Alberta premier urges U.S. firms to start Arctic gasline paperwork Klein promises fast approvals and no retroactive conditions; thinks pipeline decisions “imminent;” wants gas to fuel province’s petrochemicals sector Gary Park PNA Canadian Correspondent
The Alberta government has stepped up its campaign to strip liquids from Arctic gas by promising speedy approval for any applications to build pipelines through the province.
Alberta Premier Ralph Klein pledged a streamlined regulatory process to clear the way for a pipeline in a Houston meeting with officials of ExxonMobil Corp. and Conoco Inc., said a spokesman in Klein’s office.
Klein promised the companies that if a pipeline is approved by Alberta regulators even before the producers decide whether development is commercially viable they will not face any retroactive regulations.
The spokesman said Klein’s message to the companies was that “they can always make their decisions on capital spending later.

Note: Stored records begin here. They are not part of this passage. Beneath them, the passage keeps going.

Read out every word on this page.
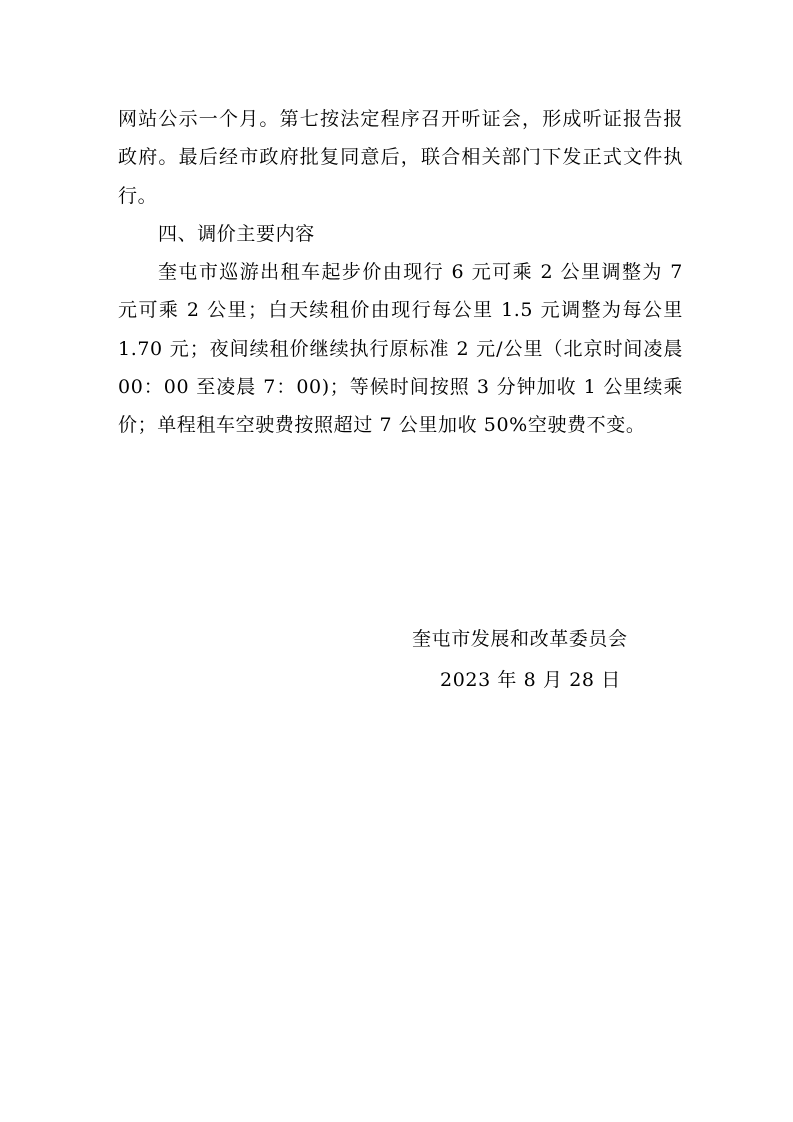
网站公示一个月。第七按法定程序召开听证会，形成听证报告报政府。最后经市政府批复同意后，联合相关部门下发正式文件执行。

四、调价主要内容

奎屯市巡游出租车起步价由现行 6 元可乘 2 公里调整为 7 元可乘 2 公里；白天续租价由现行每公里 1.5 元调整为每公里 1.70 元；夜间续租价继续执行原标准 2 元/公里（北京时间凌晨 00：00 至凌晨 7：00)；等候时间按照 3 分钟加收 1 公里续乘价；单程租车空驶费按照超过 7 公里加收 50%空驶费不变。

奎屯市发展和改革委员会
2023 年 8 月 28 日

Now the first step is to say what route they’re considering, who will intervene and what will be the issues we need to deal with.”
Decisions on pipelines expected Alberta Energy Minister Murray Smith, who is accompanying Klein to Texas on a trade mission that includes 140 business leaders and Canada’s prime Minister Jean Chretien, told reporters that Klein is confident “decisions on northern pipelines (from the North Slope and Mackenzie Delta) are imminent.
“We want the gas to come through Alberta and we want the ability to process the gas in Alberta,” said Smith. “There are compelling commercial and regulatory reasons why we can do that better than anybody else in the North American continent.”
In making its case to the industry and Alaska state officials, Alberta is pointing to its established pipeline infrastructure that makes the province a take-off point for gas shipments to Canada’s major eastern markets as well as the U.S. Northeast, Midwest, Pacific Northwest and California, which already rely on Alberta for about 15 percent of their gas supplies.
In arguing that Alberta offers the most convenient route to ship Arctic gas to the Lower 48, Klein has threatened to deny a pipeline right of way unless the province has access to some of the gas liquids as feedstock for a burgeoning petrochemicals industry in the Edmonton area and at Joffre in central Alberta.
Five new Alberta plants need ethane Plans by chemical companies to build five new plants in Alberta at a combined cost of C$2.5 billion hang in the balance and could disappear without an assurance from the Alberta government of guaranteed ethane supply.
Earlier this year, Klein said Alberta is determined to “get its pound of flesh” from Arctic gas. “We’re going to be firm and absolutely insistent that neither the producers nor the pipeline operators will have a bullet line through the province.
“We will have the ability to strip the liquids off that gas for our petrochemical industry,” he said
At the time the U.S. Ambassador to Canada, Paul Celluci, a former governor of Massachusetts, told Klein his idea made sense.
The hard-line was seen as reflecting government and industry frustration with Canada’s National Energy Board which issued a permit for the Alliance pipeline to carry 1.5 billion cubic feet per day of British Columbia gas through Alberta to the U.S. Midwest without making any provision to strip ethane in Canada. The liquids carried by the two-year-old Alliance system are made available to an extraction plant in Chicago.